Hopefully, you know the basics, like how much you can contribute in a given year, whether your employer offers a match, or if you’re self-employed, how you can save on your own.

But there’s one more beginner’s mistake many people saving for retirement make: They never invest what they save. Or they sell their investments and opt for cash the minute there’s a negative newsflash.

Take the first woman in this article, for instance, who has $75,000 sitting in a savings account—she’s paralyzed because she’s not sure what to do with the money.

Or take Craig Wolfe, 61, who waited for the stock market to rebound after the downturn in 2008 and then sold all his stocks for cash. “Even over the years, with the market coming back, I never looked back,” says Wolfe, who is the president of CelebriDucks, a company that makes rubber duck collectibles. “I know it’s odd to keep so much money in cash and liquid CDs, but I can sleep at night.”

More than 25% of Americans stash their long-term savings in cash instead of investing it, according to a Bankrate study. At a time when the average money market account earns just 0.12%, that’s a lot of money to leave on the table.

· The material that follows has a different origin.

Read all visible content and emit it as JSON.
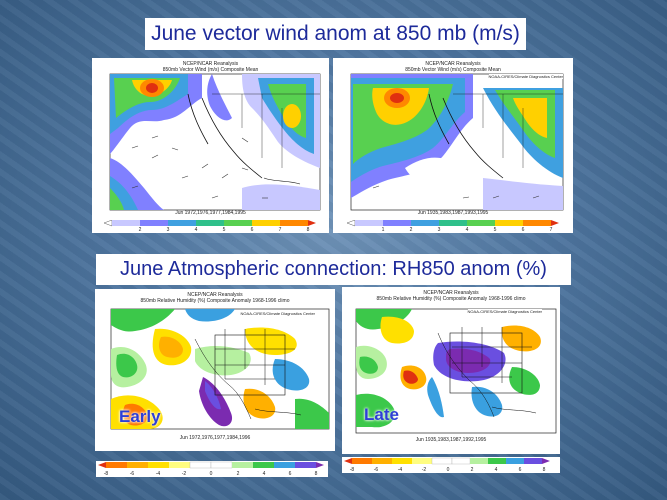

Why All-Cash May Not Be Good for You

There are good reasons to leave some of your savings liquid. For instance, many in the financial services industry suggest having at least six months of living expenses in an accessible savings account in case of emergency. (And you have that covered, right?) As for the rest? It can be smarter to invest it.

RELATED: 7 Reasons You Need an Emergency Fund

Why? Because if you don’t, in a sense you’re actually losing money every year. “The cost of goods and services goes up every year by about 3% on average, as inflation,” says David Blaylock, a LearnVest certified financial planner™  in Fort Worth, Texas. “If you’re earning 1% on your money in a savings account, you’re arguably losing purchasing power every year due to inflation. Growth isn’t even a possibility.” In other words, the longer you stay in cash, the more your nest egg may shrink, relative to what it can buy you.